MAGUS: Groundbreaking Crystal Structure Predictions with Machine Learning and Graph Theory
Crystal structures play a crucial role in determining the properties of various materials, making them essential in materials research. Predicting crystal structures is a method that seeks stable or metastable structures based solely on the chemical composition under specific conditions. This approach has revolutionized the discovery of new materials and exploration of different phase spaces.
However, the current crystal structure prediction techniques have faced limitations due to two significant factors. Firstly, the cost of performing structure optimization using first-principles calculations increases exponentially with the number of atoms involved. Secondly, the number of local minima on the potential energy surface also rises exponentially as the degrees of freedom increase.
To overcome these challenges, a group of researchers has proposed a novel solution that combines machine learning and graph theory. In addressing the first issue, they suggest using a machine learning potential for surrogate calculations. Initially, random structures are generated, and a subset of these structures undergoes high-level calculations to construct a training set that includes energy, force, and stress data obtained through Density Functional Theory (DFT) calculations.

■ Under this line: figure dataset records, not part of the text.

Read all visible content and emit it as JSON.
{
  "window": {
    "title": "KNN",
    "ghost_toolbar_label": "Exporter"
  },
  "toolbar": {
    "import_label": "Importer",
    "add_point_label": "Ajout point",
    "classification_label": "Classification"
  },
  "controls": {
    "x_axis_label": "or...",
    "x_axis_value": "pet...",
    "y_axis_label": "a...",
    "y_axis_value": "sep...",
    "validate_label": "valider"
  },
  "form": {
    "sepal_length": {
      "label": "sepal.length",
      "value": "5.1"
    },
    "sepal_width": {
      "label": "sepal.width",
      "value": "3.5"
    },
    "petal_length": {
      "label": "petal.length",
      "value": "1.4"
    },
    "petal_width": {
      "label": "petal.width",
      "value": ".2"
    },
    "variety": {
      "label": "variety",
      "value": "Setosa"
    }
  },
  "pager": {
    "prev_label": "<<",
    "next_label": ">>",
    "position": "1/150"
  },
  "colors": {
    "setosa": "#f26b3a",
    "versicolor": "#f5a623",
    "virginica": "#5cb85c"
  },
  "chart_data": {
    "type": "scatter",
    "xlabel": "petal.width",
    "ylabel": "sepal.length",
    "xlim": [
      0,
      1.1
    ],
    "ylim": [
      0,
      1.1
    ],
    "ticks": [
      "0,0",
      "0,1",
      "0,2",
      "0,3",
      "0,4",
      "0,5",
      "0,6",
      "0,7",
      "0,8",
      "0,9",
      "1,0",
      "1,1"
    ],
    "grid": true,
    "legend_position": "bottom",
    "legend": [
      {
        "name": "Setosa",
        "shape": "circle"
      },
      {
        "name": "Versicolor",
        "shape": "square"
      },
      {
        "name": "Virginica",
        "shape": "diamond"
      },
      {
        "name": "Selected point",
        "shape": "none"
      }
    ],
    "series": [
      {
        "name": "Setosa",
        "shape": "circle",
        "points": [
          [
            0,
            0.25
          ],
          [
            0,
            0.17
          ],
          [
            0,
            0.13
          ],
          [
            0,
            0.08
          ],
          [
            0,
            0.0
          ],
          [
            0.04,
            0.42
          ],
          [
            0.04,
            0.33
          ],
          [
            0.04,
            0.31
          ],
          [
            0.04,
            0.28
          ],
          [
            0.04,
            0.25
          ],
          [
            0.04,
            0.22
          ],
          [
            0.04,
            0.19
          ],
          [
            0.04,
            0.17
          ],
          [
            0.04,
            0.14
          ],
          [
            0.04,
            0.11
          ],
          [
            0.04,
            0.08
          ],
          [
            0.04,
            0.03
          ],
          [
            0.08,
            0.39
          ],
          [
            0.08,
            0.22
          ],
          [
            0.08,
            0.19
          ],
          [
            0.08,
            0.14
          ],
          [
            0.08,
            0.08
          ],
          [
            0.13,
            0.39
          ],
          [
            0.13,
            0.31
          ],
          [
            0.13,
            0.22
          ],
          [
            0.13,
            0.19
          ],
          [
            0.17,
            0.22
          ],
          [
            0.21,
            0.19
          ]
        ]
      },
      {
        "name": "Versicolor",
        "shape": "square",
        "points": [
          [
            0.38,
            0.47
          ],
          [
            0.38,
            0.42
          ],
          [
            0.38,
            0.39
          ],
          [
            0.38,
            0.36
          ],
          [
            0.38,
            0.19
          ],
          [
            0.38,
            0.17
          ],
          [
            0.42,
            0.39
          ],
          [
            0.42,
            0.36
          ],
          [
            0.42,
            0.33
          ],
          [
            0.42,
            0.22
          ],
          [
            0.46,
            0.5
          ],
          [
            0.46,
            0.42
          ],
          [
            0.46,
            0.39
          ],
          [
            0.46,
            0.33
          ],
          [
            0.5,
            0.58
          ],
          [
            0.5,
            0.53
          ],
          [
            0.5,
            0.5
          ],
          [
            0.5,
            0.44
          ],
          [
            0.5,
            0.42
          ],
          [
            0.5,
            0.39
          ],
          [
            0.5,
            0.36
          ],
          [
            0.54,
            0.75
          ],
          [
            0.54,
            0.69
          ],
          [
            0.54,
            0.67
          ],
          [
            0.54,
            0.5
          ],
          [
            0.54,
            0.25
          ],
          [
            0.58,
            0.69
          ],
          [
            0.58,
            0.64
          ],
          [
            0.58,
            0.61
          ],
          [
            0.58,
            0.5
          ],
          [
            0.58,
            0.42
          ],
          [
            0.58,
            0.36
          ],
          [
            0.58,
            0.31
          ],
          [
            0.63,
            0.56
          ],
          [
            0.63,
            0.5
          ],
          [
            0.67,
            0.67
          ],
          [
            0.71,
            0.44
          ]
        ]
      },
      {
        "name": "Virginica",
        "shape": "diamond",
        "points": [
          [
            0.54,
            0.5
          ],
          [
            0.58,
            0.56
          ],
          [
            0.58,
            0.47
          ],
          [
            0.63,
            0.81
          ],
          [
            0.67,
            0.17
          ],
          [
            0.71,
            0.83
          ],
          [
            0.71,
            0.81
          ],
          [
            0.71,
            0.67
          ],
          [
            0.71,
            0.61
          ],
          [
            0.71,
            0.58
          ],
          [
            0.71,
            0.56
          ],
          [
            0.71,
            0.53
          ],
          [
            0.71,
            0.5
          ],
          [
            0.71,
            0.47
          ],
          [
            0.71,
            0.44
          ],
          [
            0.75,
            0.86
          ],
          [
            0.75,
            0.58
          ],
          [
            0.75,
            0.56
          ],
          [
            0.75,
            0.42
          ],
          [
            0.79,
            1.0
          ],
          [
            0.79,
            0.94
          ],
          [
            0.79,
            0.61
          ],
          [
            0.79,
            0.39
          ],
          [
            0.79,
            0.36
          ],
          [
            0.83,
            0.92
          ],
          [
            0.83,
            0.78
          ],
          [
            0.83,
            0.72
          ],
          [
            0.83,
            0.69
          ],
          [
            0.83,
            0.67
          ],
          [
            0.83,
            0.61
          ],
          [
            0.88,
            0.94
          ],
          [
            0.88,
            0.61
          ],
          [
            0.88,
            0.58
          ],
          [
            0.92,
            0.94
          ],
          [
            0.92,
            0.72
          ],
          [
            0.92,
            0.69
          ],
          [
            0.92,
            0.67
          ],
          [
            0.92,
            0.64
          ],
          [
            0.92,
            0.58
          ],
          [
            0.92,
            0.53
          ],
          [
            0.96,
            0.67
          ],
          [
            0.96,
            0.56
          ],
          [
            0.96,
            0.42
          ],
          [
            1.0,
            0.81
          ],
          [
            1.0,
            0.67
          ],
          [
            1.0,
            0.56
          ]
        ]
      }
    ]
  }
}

This dataset is then utilized to train the machine learning potential. In subsequent searches for optimized structures, the computationally expensive DFT calculations are replaced by the machine learning force field. During this optimization process, any structures that require extrapolation are recorded.
If the extrapolation exceeds a certain threshold, DFT single-point calculations are performed on these structures, and they are added to the training set to retrain the force field and correct the potential function. This iterative process continues until the optimization can be solely carried out by the machine learning surrogate. However, calibration using first-principles calculations is still necessary to account for errors introduced by the machine learning force field.
To address the second challenge, the research team employed graph theory to reduce the search space. They utilized community detection algorithms, typically used in evolutionary algorithms, to identify excellent genes or local structural motifs. While it is challenging to determine these motifs for ordinary extended crystals, abstracting periodic crystal structures as graphs allowed for the application of community detection algorithms. For example, in the case of an extended α-boron structure, converting it into a quotient graph and subjecting it to community detection algorithms resulted in the extraction of the boron icosahedron.
By preserving this component unchanged in subsequent genetic operations, the degrees of freedom decreased significantly from 36 to 6, which substantially reduced the search space.
In testing the effectiveness of this combined approach, the research team achieved substantial progress across various fields such as planetary science, super-hard materials, high-energy density materials, and superconducting materials. The machine learning approach successfully reduced the number of self-consistent calculations by approximately two orders of magnitude. Additionally, the utilization of graph theory reduced the number of structures that needed to be explored by around 30% to reach the desired crystal structure.
In conclusion, the marriage of machine learning and graph theory has paved the way for groundbreaking advancements in crystal structure prediction. By significantly reducing computational costs and narrowing down the search space, researchers can explore a vast array of materials more efficiently and effectively. The impact of this methodology extends to various scientific fields, offering immense potential for the discovery of new materials with desirable properties.